Semua perusahaan melanggar Aturan Perlindungan yang melindungi informasi pelanggan dan Cetera melanggar aturan lain yang terkait dengan informasi yang salah termasuk dalam surat pemberitahuan pelanggaran mereka. 

“Tanpa mengakui atau menyangkal temuan SEC, masing-masing perusahaan setuju untuk berhenti dan berhenti dari pelanggaran ketentuan yang dibebankan di masa depan, untuk dicela dan membayar penalti,” kata SEC dalam sebuah pernyataan. 
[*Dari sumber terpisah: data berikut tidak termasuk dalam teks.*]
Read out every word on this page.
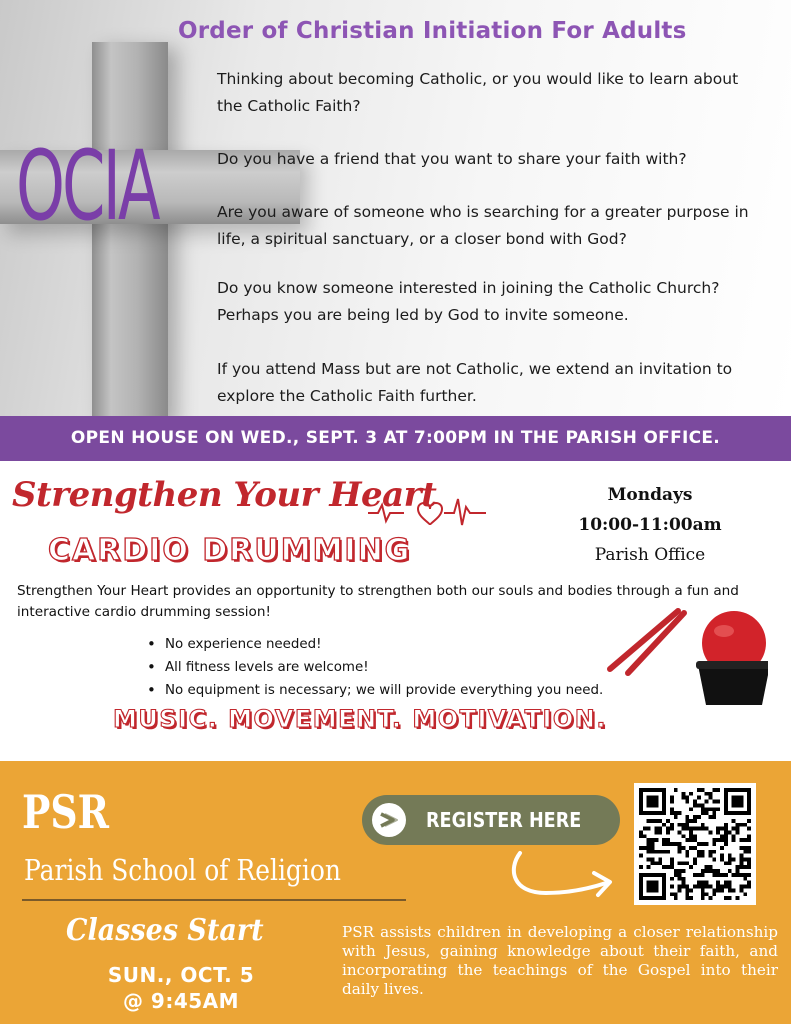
Order of Christian Initiation For Adults
OCIA

Thinking about becoming Catholic, or you would like to learn about the Catholic Faith?

Do you have a friend that you want to share your faith with?

Are you aware of someone who is searching for a greater purpose in life, a spiritual sanctuary, or a closer bond with God?

Do you know someone interested in joining the Catholic Church? Perhaps you are being led by God to invite someone.

If you attend Mass but are not Catholic, we extend an invitation to explore the Catholic Faith further.

OPEN HOUSE ON WED., SEPT. 3 AT 7:00PM IN THE PARISH OFFICE.
Strengthen Your Heart
CARDIO DRUMMING
Mondays
10:00-11:00am
Parish Office

Strengthen Your Heart provides an opportunity to strengthen both our souls and bodies through a fun and interactive cardio drumming session!

• No experience needed!
• All fitness levels are welcome!
• No equipment is necessary; we will provide everything you need.
MUSIC. MOVEMENT. MOTIVATION.
PSR
Parish School of Religion
Classes Start
SUN., OCT. 5
@ 9:45AM
REGISTER HERE

PSR assists children in developing a closer relationship with Jesus, gaining knowledge about their faith, and incorporating the teachings of the Gospel into their daily lives.
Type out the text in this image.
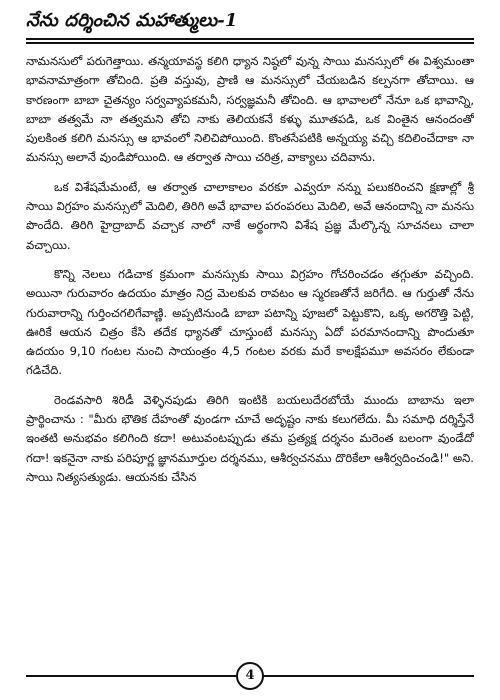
నేను దర్శించిన మహాత్ములు-1

నామనసులో పరుగెత్తాయి. తన్మయావస్థ కలిగి ధ్యాన నిష్ఠలో వున్న సాయి మనస్సులో ఈ విశ్వమంతా భావనామాత్రంగా తోచింది. ప్రతి వస్తువు, ప్రాణి ఆ మనస్సులో చేయబడిన కల్పనగా తోచాయి. ఆ కారణంగా బాబా చైతన్యం సర్వవ్యాపకమనీ, సర్వజ్ఞమనీ తోచింది. ఆ భావాలలో నేనూ ఒక భావాన్ని, బాబా తత్వమే నా తత్వమని తోచి నాకు తెలియకనే కళ్ళు మూతపడి, ఒక వింతైన ఆనందంతో పులకింత కలిగి మనస్సు ఆ భావంలో నిలిచిపోయింది. కొంతసేపటికి అన్నయ్య వచ్చి కదిలించేదాకా నా మనస్సు అలానే వుండిపోయింది. ఆ తర్వాత సాయి చరిత్ర, వాక్యాలు చదివాను.

ఒక విశేషమేమంటే, ఆ తర్వాత చాలాకాలం వరకూ ఎవ్వరూ నన్ను పలుకరించని క్షణాల్లో శ్రీ సాయి విగ్రహం మనస్సులో మెదిలి, తిరిగి అవే భావాల పరంపరలు మెదిలి, అవే ఆనందాన్ని నా మనసు పొందేది. తిరిగి హైద్రాబాద్ వచ్చాక నాలో నాకే అర్థంగాని విశేష ప్రజ్ఞ మేల్కొన్న సూచనలు చాలా వచ్చాయి.

కొన్ని నెలలు గడిచాక క్రమంగా మనస్సుకు సాయి విగ్రహం గోచరించడం తగ్గుతూ వచ్చింది. అయినా గురువారం ఉదయం మాత్రం నిద్ర మెలకువ రావటం ఆ స్మరణతోనే జరిగేది. ఆ గుర్తుతో నేను గురువారాన్ని గుర్తించగలిగేవాణ్ణి. అప్పటినుండి బాబా పటాన్ని పూజలో పెట్టుకొని, ఒక్క అగరొత్తి పెట్టి, ఊరికే ఆయన చిత్రం కేసి తదేక ధ్యానతో చూస్తుంటే మనస్సు ఏదో పరమానందాన్ని పొందుతూ ఉదయం 9,10 గంటల నుంచి సాయంత్రం 4,5 గంటల వరకు మరే కాలక్షేపమూ అవసరం లేకుండా గడిచేది.

రెండవసారి శిరిడీ వెళ్ళినపుడు తిరిగి ఇంటికి బయలుదేరబోయే ముందు బాబాను ఇలా ప్రార్థించాను : "మీరు భౌతిక దేహంతో వుండగా చూచే అదృష్టం నాకు కలుగలేదు. మీ సమాధి దర్శిస్తేనే ఇంతటి అనుభవం కలిగింది కదా! అటువంటప్పుడు తమ ప్రత్యక్ష దర్శనం మరెంత బలంగా వుండేదో గదా! ఇకనైనా నాకు పరిపూర్ణ జ్ఞానమూర్తుల దర్శనము, ఆశీర్వచనము దొరికేలా ఆశీర్వదించండి!" అని. సాయి నిత్యసత్యుడు. ఆయనకు చేసిన

4
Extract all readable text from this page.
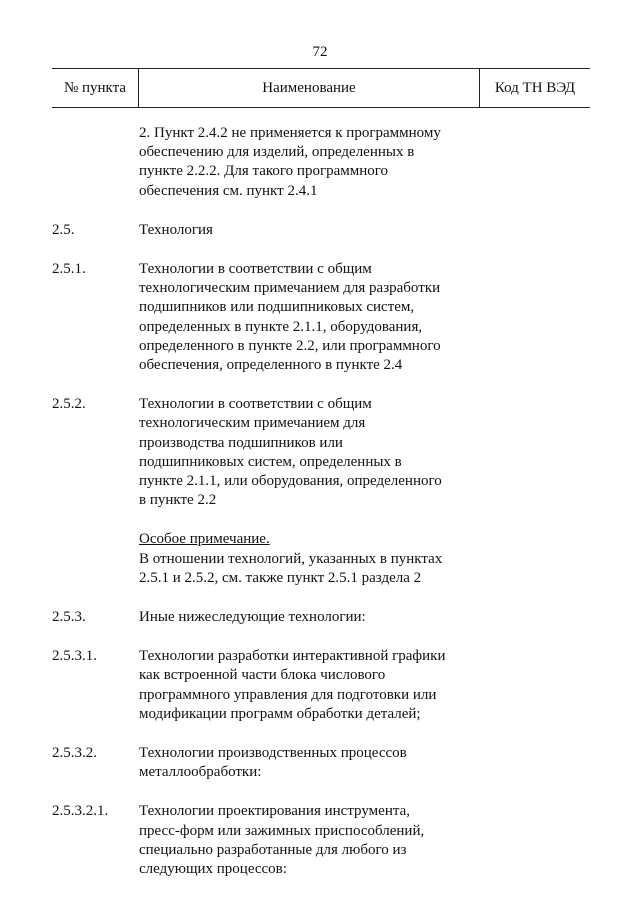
72
№ пункта	Наименование	Код ТН ВЭД
2. Пункт 2.4.2 не применяется к программному
обеспечению для изделий, определенных в
пункте 2.2.2. Для такого программного
обеспечения см. пункт 2.4.1
2.5.	Технология
2.5.1.	Технологии в соответствии с общим
технологическим примечанием для разработки
подшипников или подшипниковых систем,
определенных в пункте 2.1.1, оборудования,
определенного в пункте 2.2, или программного
обеспечения, определенного в пункте 2.4
2.5.2.	Технологии в соответствии с общим
технологическим примечанием для
производства подшипников или
подшипниковых систем, определенных в
пункте 2.1.1, или оборудования, определенного
в пункте 2.2
Особое примечание.
В отношении технологий, указанных в пунктах
2.5.1 и 2.5.2, см. также пункт 2.5.1 раздела 2
2.5.3.	Иные нижеследующие технологии:
2.5.3.1.	Технологии разработки интерактивной графики
как встроенной части блока числового
программного управления для подготовки или
модификации программ обработки деталей;
2.5.3.2.	Технологии производственных процессов
металлообработки:
2.5.3.2.1. Технологии проектирования инструмента,
пресс-форм или зажимных приспособлений,
специально разработанные для любого из
следующих процессов:
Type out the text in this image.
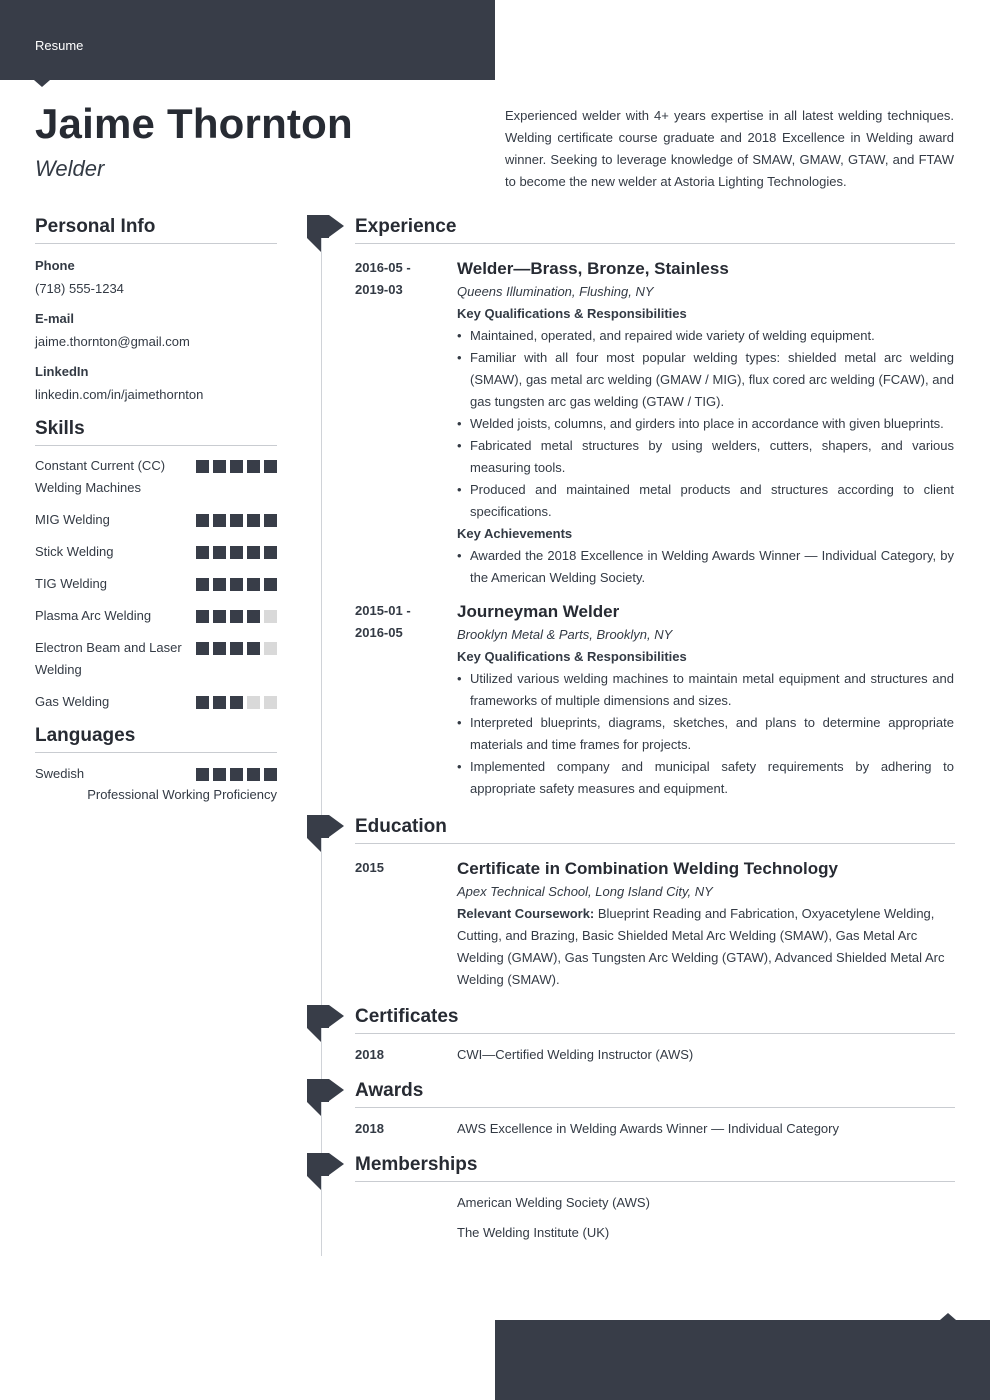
Resume
Jaime Thornton
Welder
Experienced welder with 4+ years expertise in all latest welding techniques. Welding certificate course graduate and 2018 Excellence in Welding award winner. Seeking to leverage knowledge of SMAW, GMAW, GTAW, and FTAW to become the new welder at Astoria Lighting Technologies.
Personal Info
Phone
(718) 555-1234
E-mail
jaime.thornton@gmail.com
LinkedIn
linkedin.com/in/jaimethornton
Skills
Constant Current (CC) Welding Machines
MIG Welding
Stick Welding
TIG Welding
Plasma Arc Welding
Electron Beam and Laser Welding
Gas Welding
Languages
Swedish
Professional Working Proficiency
Experience
2016-05 - 2019-03
Welder—Brass, Bronze, Stainless
Queens Illumination, Flushing, NY
Key Qualifications & Responsibilities
• Maintained, operated, and repaired wide variety of welding equipment.
• Familiar with all four most popular welding types: shielded metal arc welding (SMAW), gas metal arc welding (GMAW / MIG), flux cored arc welding (FCAW), and gas tungsten arc gas welding (GTAW / TIG).
• Welded joists, columns, and girders into place in accordance with given blueprints.
• Fabricated metal structures by using welders, cutters, shapers, and various measuring tools.
• Produced and maintained metal products and structures according to client specifications.
Key Achievements
• Awarded the 2018 Excellence in Welding Awards Winner — Individual Category, by the American Welding Society.
2015-01 - 2016-05
Journeyman Welder
Brooklyn Metal & Parts, Brooklyn, NY
Key Qualifications & Responsibilities
• Utilized various welding machines to maintain metal equipment and structures and frameworks of multiple dimensions and sizes.
• Interpreted blueprints, diagrams, sketches, and plans to determine appropriate materials and time frames for projects.
• Implemented company and municipal safety requirements by adhering to appropriate safety measures and equipment.
Education
2015	Certificate in Combination Welding Technology
Apex Technical School, Long Island City, NY
Relevant Coursework: Blueprint Reading and Fabrication, Oxyacetylene Welding, Cutting, and Brazing, Basic Shielded Metal Arc Welding (SMAW), Gas Metal Arc Welding (GMAW), Gas Tungsten Arc Welding (GTAW), Advanced Shielded Metal Arc Welding (SMAW).
Certificates
2018	CWI—Certified Welding Instructor (AWS)
Awards
2018	AWS Excellence in Welding Awards Winner — Individual Category
Memberships
American Welding Society (AWS)
The Welding Institute (UK)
Pravin Kothari, wakil presiden eksekutif di perusahaan keamanan siber Lookout, mengatakan semua jenis organisasi perlu menyadari risiko yang berkembang dengan data mereka di cloud dan selalu melindungi informasi identitas pribadi dan informasi kesehatan yang dilindungi mengingat semakin banyaknya peraturan tentang privasi data. individu, seperti GDPR , PCI DSS, HIPAA dan CCPA.

“Layanan keuangan memiliki peraturan tambahan untuk perlindungan data klien seperti GLBA, SEC, FFIEC,” tambah Kothari. 

Pemimpin tim intelijen ancaman Digital Shadows Alec Alvarado mencatat bahwa kasus-kasus yang mengungkapkan penargetan terus-menerus dari layanan email berbasis cloud sering kali menghasilkan kompromi yang lebih luas. 

Pengambilalihan akun terus muncul sebagai masalah signifikan bagi organisasi seiring dengan pertumbuhan basis data kredensial yang terbuka, kata Alvarado. 

“Implikasi kedua adalah potensi paparan yang dapat dihasilkan dari satu kompromi. Pelaku ancaman dapat dengan mudah melakukan gerakan lateral dan berporos melintasi infrastruktur yang disusupi setelah mereka mendapatkan akses awal,” kata Alvarado kepada ZDNet. 

admin

Hai, nama saya Dwiyanto Nugraha. Saya adalah satu dari sekian banyak pecinta "Mie Siram" di Indonesia.

Tinggalkan Balasan

Alamat email Anda tidak akan dipublikasikan.